Rodney shakes his head, even as he allows John to tug him backward toward the bed. He knows—they both must know—that it doesn't work like that. Time isn't moving forward, second onto second, minute onto minute, hour onto hour. They're not building toward anything, not anything real; no matter how hard they push, at the end of every day, the rock rolls right back down the mountain.
Yet still he pushes himself into the strong span of John's arms, and tries to tell himself that tomorrow, the next day, anything beyond the seconds still left to them doesn't matter, is of absolutely no consequence at all.
"Do you think we've done this before?" Rodney asks, watching John scribble another note to himself: hints and scraps and clues. Breadcrumbs.
"Dunno," John says, turning his neck, glancing over to where Rodney lies, twisting the bedsheets between his fingertips. A moment, drawn-out: and Rodney tries very hard not to see the seconds evaporating into the air between them, popping like soap bubbles.
John taps his pen against his naked thigh. Then, passing them both over, pad and pen, "You want to answer that question for yourself?" he asks, even though they both know: the person he is now is also on the road to dematerialization.
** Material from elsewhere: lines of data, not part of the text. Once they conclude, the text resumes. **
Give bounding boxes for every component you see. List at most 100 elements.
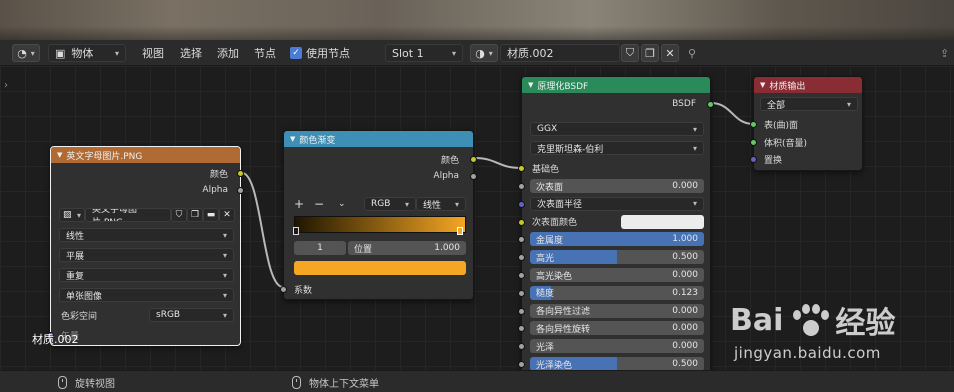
slot-select[interactable]: Slot 1 ▾: [385, 44, 463, 62]
projection-select[interactable]: 平展 ▾: [59, 248, 234, 262]
active-stop-index[interactable]: 1: [294, 241, 346, 255]
unlink-image-button[interactable]: ✕: [219, 208, 235, 222]
menu-add[interactable]: 添加: [217, 44, 239, 62]
fake-user-button[interactable]: ⛉: [621, 44, 639, 62]
distribution-value: GGX: [537, 124, 558, 134]
shield-icon: ⛉: [175, 210, 183, 220]
ramp-interp-select[interactable]: 线性 ▾: [416, 197, 466, 211]
material-browse-button[interactable]: ◑ ▾: [470, 44, 498, 62]
param-slider[interactable]: 各向异性旋转 0.000: [530, 321, 704, 336]
fake-user-button[interactable]: ⛉: [171, 208, 187, 222]
material-output-node[interactable]: ▼ 材质输出 全部 ▾ 表(曲)面 体积(音量) 置换: [750, 76, 863, 171]
image-name-field[interactable]: 英文字母图片.PNG: [85, 208, 171, 222]
param-input-socket[interactable]: [518, 254, 525, 262]
param-label: 高光染色: [536, 271, 573, 282]
editor-type-button[interactable]: ◔ ▾: [12, 44, 40, 62]
output-alpha-socket[interactable]: [237, 187, 244, 194]
material-name-field[interactable]: 材质.002: [500, 44, 620, 62]
param-slider[interactable]: 次表面 0.000: [530, 179, 704, 193]
param-input-socket[interactable]: [518, 272, 525, 279]
param-input-socket[interactable]: [518, 183, 525, 190]
param-slider[interactable]: 光泽染色 0.500: [530, 357, 704, 371]
distribution-select[interactable]: GGX ▾: [530, 122, 704, 136]
principled-bsdf-header[interactable]: ▼ 原理化BSDF: [522, 77, 710, 93]
add-stop-button[interactable]: +: [294, 197, 304, 211]
volume-input-socket[interactable]: [750, 139, 757, 146]
fac-input-socket[interactable]: [280, 286, 287, 293]
open-image-button[interactable]: ▬: [203, 208, 219, 222]
displacement-input-socket[interactable]: [750, 156, 757, 163]
param-input-socket[interactable]: [518, 325, 525, 333]
param-value: 0.000: [672, 270, 698, 280]
param-slider[interactable]: 各向异性过滤 0.000: [530, 303, 704, 318]
param-label: 各向异性过滤: [536, 307, 591, 318]
output-color-socket[interactable]: [237, 170, 244, 177]
color-ramp-header[interactable]: ▼ 颜色渐变: [284, 131, 473, 147]
base-color-socket[interactable]: [518, 165, 525, 172]
duplicate-image-button[interactable]: ❐: [187, 208, 203, 222]
shield-icon: ⛉: [625, 46, 635, 59]
image-icon: ▨: [63, 210, 72, 220]
param-slider[interactable]: 糙度 0.123: [530, 285, 704, 300]
output-target-select[interactable]: 全部 ▾: [760, 97, 858, 111]
chevron-down-icon: ▾: [76, 210, 81, 220]
param-slider[interactable]: 高光染色 0.000: [530, 268, 704, 282]
source-select[interactable]: 单张图像 ▾: [59, 288, 234, 302]
param-value: 0.123: [672, 287, 698, 298]
color-mode-select[interactable]: RGB ▾: [364, 197, 416, 211]
menu-select[interactable]: 选择: [180, 44, 202, 62]
chevron-down-icon: ▾: [692, 143, 697, 153]
param-input-socket[interactable]: [518, 200, 525, 208]
chevron-down-icon: ▾: [222, 250, 227, 260]
material-output-header[interactable]: ▼ 材质输出: [754, 77, 862, 93]
colorspace-select[interactable]: sRGB ▾: [149, 308, 234, 322]
duplicate-material-button[interactable]: ❐: [641, 44, 659, 62]
ramp-stop-end[interactable]: [457, 227, 463, 235]
ramp-stop-start[interactable]: [293, 227, 299, 235]
status-rotate-view: 旋转视图: [58, 375, 115, 390]
param-slider[interactable]: 光泽 0.000: [530, 339, 704, 354]
extension-value: 重复: [66, 271, 85, 282]
object-mode-select[interactable]: ▣ 物体 ▾: [48, 44, 126, 62]
sidebar-toggle-icon[interactable]: ›: [4, 80, 8, 91]
param-select[interactable]: 次表面半径 ▾: [530, 196, 704, 211]
stop-color-swatch[interactable]: [294, 261, 466, 275]
param-input-socket[interactable]: [518, 361, 525, 368]
remove-stop-button[interactable]: −: [314, 197, 324, 211]
stop-position-field[interactable]: 位置 1.000: [348, 241, 466, 255]
chevron-down-icon: ▾: [454, 199, 459, 209]
use-nodes-toggle[interactable]: ✓ 使用节点: [290, 44, 350, 62]
close-icon: ✕: [665, 46, 675, 60]
extension-select[interactable]: 重复 ▾: [59, 268, 234, 282]
output-color-socket[interactable]: [470, 156, 477, 163]
close-icon: ✕: [223, 210, 231, 220]
checkbox-icon: ✓: [290, 47, 302, 59]
output-alpha-socket[interactable]: [470, 173, 477, 180]
color-ramp-gradient[interactable]: [294, 216, 466, 233]
volume-input-label: 体积(音量): [764, 138, 808, 149]
param-label: 光泽: [536, 342, 555, 353]
param-slider[interactable]: 高光 0.500: [530, 250, 704, 265]
ramp-menu-chevron-icon[interactable]: ⌄: [338, 197, 346, 211]
interpolation-select[interactable]: 线性 ▾: [59, 228, 234, 242]
pin-button[interactable]: ⚲: [688, 44, 696, 62]
param-input-socket[interactable]: [518, 343, 525, 351]
param-input-socket[interactable]: [518, 289, 525, 297]
unlink-material-button[interactable]: ✕: [661, 44, 679, 62]
param-input-socket[interactable]: [518, 236, 525, 244]
bsdf-output-socket[interactable]: [707, 101, 714, 108]
menu-view[interactable]: 视图: [142, 44, 164, 62]
image-texture-node[interactable]: ▼ 英文字母图片.PNG 颜色 Alpha ▨▾ 英文字母图片.PNG ⛉ ❐ …: [47, 146, 244, 346]
param-input-socket[interactable]: [518, 307, 525, 315]
surface-input-socket[interactable]: [750, 121, 757, 128]
subsurface-color-swatch[interactable]: [621, 214, 704, 229]
param-slider[interactable]: 金属度 1.000: [530, 232, 704, 247]
image-browse-button[interactable]: ▨ ▾: [59, 208, 85, 222]
color-ramp-node[interactable]: ▼ 颜色渐变 颜色 Alpha + − ⌄ RGB ▾ 线性 ▾ 1 位置 1.…: [280, 130, 477, 300]
subsurface-method-select[interactable]: 克里斯坦森-伯利 ▾: [530, 141, 704, 155]
menu-node[interactable]: 节点: [254, 44, 276, 62]
upload-icon[interactable]: ⇪: [940, 44, 949, 62]
principled-bsdf-node[interactable]: ▼ 原理化BSDF BSDF GGX ▾ 克里斯坦森-伯利 ▾ 基础色 次表面 0…: [518, 76, 714, 376]
param-input-socket[interactable]: [518, 218, 525, 226]
image-texture-header[interactable]: ▼ 英文字母图片.PNG: [51, 147, 240, 163]
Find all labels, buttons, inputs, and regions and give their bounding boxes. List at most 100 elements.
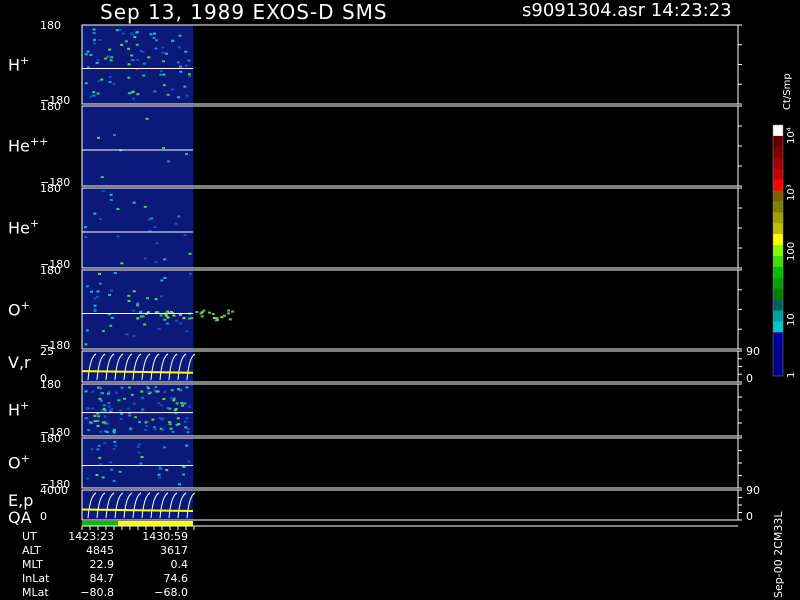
info-cell: 4845	[86, 544, 114, 557]
heat-cell	[178, 483, 181, 486]
panel-label-3: O+	[8, 298, 30, 319]
heat-cell	[162, 73, 166, 76]
heat-cell	[146, 390, 150, 393]
heat-cell	[163, 390, 167, 393]
heat-cell	[114, 391, 118, 394]
heat-cell	[101, 330, 105, 333]
heat-cell	[142, 62, 146, 65]
heat-cell	[171, 430, 175, 433]
info-cell: 74.6	[163, 572, 189, 585]
heat-cell	[97, 415, 101, 418]
colorbar-cell	[773, 354, 783, 366]
heat-cell	[100, 78, 104, 81]
heat-cell	[109, 461, 113, 464]
heat-cell	[186, 428, 190, 431]
heat-cell	[137, 443, 141, 446]
heat-cell	[155, 39, 159, 42]
heat-cell	[177, 96, 181, 99]
heat-cell	[97, 80, 101, 83]
panel-data-1	[82, 106, 193, 186]
heat-cell	[105, 431, 109, 433]
heat-cell	[129, 428, 133, 431]
heat-cell	[170, 397, 174, 400]
heat-cell	[145, 117, 149, 120]
heat-cell	[134, 416, 137, 419]
colorbar-cell	[773, 321, 783, 333]
heat-cell	[131, 59, 135, 62]
heat-cell	[153, 428, 157, 431]
heat-cell	[195, 311, 199, 313]
colorbar-cell	[773, 168, 783, 181]
heat-cell	[107, 402, 111, 405]
heat-cell	[159, 404, 163, 407]
heat-cell	[176, 61, 180, 64]
heat-cell	[108, 81, 112, 83]
heat-cell	[165, 52, 169, 55]
heat-cell	[178, 46, 182, 49]
heat-cell	[177, 423, 181, 426]
heat-cell	[140, 456, 144, 459]
heat-cell	[186, 431, 190, 434]
heat-cell	[200, 311, 204, 314]
heat-cell	[140, 397, 144, 400]
qa-good-bar	[82, 521, 118, 526]
colorbar-cell	[773, 256, 783, 268]
heat-cell	[179, 70, 183, 73]
heat-cell	[228, 318, 232, 321]
heat-cell	[91, 390, 95, 393]
heat-cell	[164, 314, 168, 317]
panel-label-1: He++	[8, 135, 49, 156]
heat-cell	[140, 390, 144, 393]
heat-cell	[135, 43, 139, 46]
colorbar-cell	[773, 190, 783, 202]
heat-cell	[147, 56, 151, 59]
heat-cell	[92, 28, 96, 31]
heat-cell	[90, 290, 93, 293]
heat-cell	[162, 84, 166, 87]
heat-cell	[177, 388, 181, 391]
colorbar-cell	[773, 266, 783, 279]
heat-cell	[154, 298, 158, 301]
heat-cell	[187, 460, 191, 463]
heat-cell	[160, 69, 163, 72]
colorbar-cell	[773, 277, 783, 290]
heat-cell	[95, 296, 99, 298]
heat-cell	[166, 93, 170, 96]
heat-cell	[93, 308, 97, 311]
right-tick-top-4: 90	[746, 345, 760, 358]
heat-cell	[84, 343, 88, 346]
heat-cell	[92, 94, 96, 97]
heat-cell	[133, 36, 137, 39]
heat-cell	[166, 407, 170, 410]
tick-bottom-7: 0	[40, 510, 47, 523]
heat-cell	[185, 153, 188, 156]
heat-cell	[161, 417, 165, 420]
heat-cell	[211, 312, 215, 315]
heat-cell	[165, 469, 169, 472]
heat-cell	[151, 418, 155, 421]
heat-cell	[177, 215, 181, 218]
colorbar-cell	[773, 223, 783, 235]
heat-cell	[88, 421, 92, 424]
info-cell: 84.7	[89, 572, 115, 585]
heat-cell	[101, 190, 105, 193]
info-cell: 1430:59	[142, 530, 188, 543]
heat-cell	[106, 392, 110, 395]
heat-cell	[96, 290, 100, 293]
heat-cell	[166, 310, 169, 313]
right-tick-top-7: 90	[746, 484, 760, 497]
right-tick-bottom-4: 0	[746, 372, 753, 385]
info-cell: ALT	[22, 544, 41, 557]
heat-cell	[153, 426, 156, 429]
heat-cell	[168, 423, 172, 426]
heat-cell	[87, 66, 90, 69]
version-label: Sep-00 2CM33L	[772, 511, 785, 599]
heat-cell	[108, 48, 112, 51]
heat-cell	[121, 32, 125, 35]
heat-cell	[163, 258, 167, 261]
colorbar-cell	[773, 332, 783, 344]
heat-cell	[136, 59, 140, 61]
info-cell: 22.9	[89, 558, 115, 571]
heat-cell	[154, 261, 158, 264]
heat-cell	[113, 440, 117, 443]
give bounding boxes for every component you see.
One hour; sixty-seven minutes; four thousand twenty-eight seconds and counting, falling away.
Rodney stares down at the pad, the empty white sheet. Pen in hand, he could make a mark. Yes, he could write. Yes.
It's the same old story.
You've done this all before.
He looks up, stares deep into John's eyes.
"Kiss me," he says, pen and paper sliding from his fingers, rolling down the hill of his bent calves. "Kiss me again."
He sighs into John's mouth, softly, lips moving upon lips as the seconds tick by, the clock in his head running down, down, down. Rolling backwards to zero, where every kiss is just like the last, is just like the first time.